References to appropriate books would be equally useful.
Thank you!
look up duality. In the meantime, you may think along these lines: Form the Lagrangean for the first problem (Karush-Kuhn-Tucker conditions): $$L_1= f(x)+\lambda_1 (g(x)-s) $$ and obtain your first order-condition: $$\frac{\partial L_1}{\partial x} = f'(x)+\lambda_1 g'(x)=0\;\Rightarrow\;f'(x)=-\lambda_1 g'(x)\qquad [1]$$
Now do the same for the second formulation: $$L_2= g(x)+\lambda_2 (f(x)-t) $$ and again obtain your first order-condition: $$\frac{\partial L_2}{\partial x} = g'(x)+\lambda_2 f'(x)=0\;\Rightarrow\;f'(x)=-\frac{1}{\lambda_2} g'(x)\qquad [2]$$
For the problems to be equivalent you obviously must have (equating [1] and[2]) $$\lambda_1=\frac{1}{\lambda_2}$$
Already this means that $\lambda_1\neq0\;,\;\lambda_2\neq0$ i.e. that in both formulations the constraint must be binding.

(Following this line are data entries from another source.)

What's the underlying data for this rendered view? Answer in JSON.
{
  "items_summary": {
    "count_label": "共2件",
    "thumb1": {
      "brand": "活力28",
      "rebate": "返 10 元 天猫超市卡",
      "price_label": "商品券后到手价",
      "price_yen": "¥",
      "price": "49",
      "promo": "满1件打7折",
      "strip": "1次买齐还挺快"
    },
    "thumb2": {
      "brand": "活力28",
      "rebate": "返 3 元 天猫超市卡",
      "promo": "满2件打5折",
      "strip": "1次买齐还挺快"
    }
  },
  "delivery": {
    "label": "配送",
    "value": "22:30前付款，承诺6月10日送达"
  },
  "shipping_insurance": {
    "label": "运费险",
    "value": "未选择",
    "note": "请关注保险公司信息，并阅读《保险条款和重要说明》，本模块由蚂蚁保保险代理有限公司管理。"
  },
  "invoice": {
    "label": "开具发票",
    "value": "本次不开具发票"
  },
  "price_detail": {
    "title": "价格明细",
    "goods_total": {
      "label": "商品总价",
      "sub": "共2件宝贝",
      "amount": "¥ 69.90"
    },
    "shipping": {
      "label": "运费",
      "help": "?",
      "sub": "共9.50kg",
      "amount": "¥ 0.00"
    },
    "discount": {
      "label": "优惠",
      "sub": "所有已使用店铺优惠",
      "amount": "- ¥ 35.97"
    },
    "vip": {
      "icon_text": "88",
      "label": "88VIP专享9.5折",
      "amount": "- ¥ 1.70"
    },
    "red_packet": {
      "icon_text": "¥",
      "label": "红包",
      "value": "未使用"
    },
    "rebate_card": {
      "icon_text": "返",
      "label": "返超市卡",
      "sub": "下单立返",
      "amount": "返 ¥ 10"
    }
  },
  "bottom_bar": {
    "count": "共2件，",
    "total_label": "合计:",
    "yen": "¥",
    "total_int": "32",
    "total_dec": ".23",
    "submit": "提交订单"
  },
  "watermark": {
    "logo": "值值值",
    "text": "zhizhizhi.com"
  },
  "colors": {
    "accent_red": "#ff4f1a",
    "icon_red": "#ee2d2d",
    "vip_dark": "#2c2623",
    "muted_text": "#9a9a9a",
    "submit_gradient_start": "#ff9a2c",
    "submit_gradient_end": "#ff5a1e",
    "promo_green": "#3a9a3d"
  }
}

An alternative would be that both constraints are non-binding, in which case the problems will be equivalent if there exist $x^\star$ such that $f'(x^\star)=g'(x^\star)=0$. Another case would obtain, if the solution could be at the boundary of the feasible set. Here both $f'(x)$ and $g'(x)$ should not become zero in the feasible set, and the feasible set should be the same in both formulations. This is just food for thought - not the whole picture.